Aspect-based Sentiment Analysis (ABSA) is a vital NLP task that identifies sentiment towards specific entities or aspect terms within a text. Recently, large language models (LLMs) have shown impressive capabilities in semantic comprehension and logical inference. However, LLM hallucinations pose challenges in accurately determining sentiment polarity for aspect terms, leading to performance issues. Moreover, current ABSA methods often fail to fully leverage the vast prior knowledge embedded within LLMs, resulting in suboptimal classification outcomes for specific aspects. Inspired by these challenges, we propose the BYD-OBS-ABSA framework—‘Beyond Simple Observations, Embracing Comprehensive Contextual Insights’ for ABSA tasks. This framework leverages unique in-context constraints, backgrounds, and analogical reasoning to address LLM hallucinations and uses self-adaptive bootstrap instructions optimization to enhance LLM predictions. BYD-OBS-ABSA integrates various in-context augmentation strategies, including emotion-oriented backgrounds, constraints, and analogical reasoning. BYD-OBS-ABSA further improves initial LLM instructions through adaptive iterative optimization using a random search bootstrap algorithm, maximizing the benefits of LLM prompting. Extensive zero/few-shot experiments with GPT-3.5-turbo across six public datasets validate the effectiveness and robustness of our framework, even surpassing human judgment in certain scenarios.

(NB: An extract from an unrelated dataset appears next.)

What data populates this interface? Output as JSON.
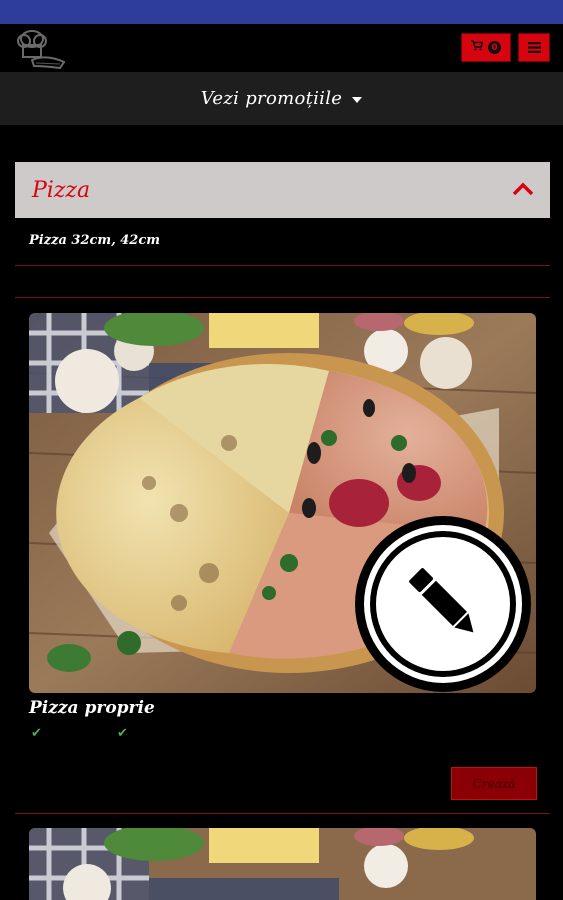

基于方面的情感分析(ABSA)是一项重要的NLP任务,用于识别对文本中特定实体或方面术语的情感。近年来,大型语言模型(llm)在语义理解和逻辑推理方面表现出了令人印象深刻的能力。然而,LLM幻觉在准确确定方面术语的情感极性方面提出了挑战,从而导致性能问题。此外,目前的ABSA方法往往不能充分利用llm中嵌入的大量先验知识,导致特定方面的分类结果不理想。受到这些挑战的启发,我们提出了针对ABSA任务的BYD-OBS-ABSA框架——“超越简单观察,拥抱全面的情境洞察”。该框架利用独特的上下文约束、背景和类比推理来解决LLM幻觉,并使用自适应引导指令优化来增强LLM预测。BYD-OBS-ABSA集成了各种情境增强策略,包括情感导向背景、约束和类比推理。BYD-OBS-ABSA通过使用随机搜索自举算法的自适应迭代优化进一步改进初始LLM指令,最大化LLM提示的好处。在六个公共数据集上使用gpt -3.5 turbo进行了大量零/少射实验,验证了我们框架的有效性和鲁棒性,甚至在某些情况下超越了人类的判断。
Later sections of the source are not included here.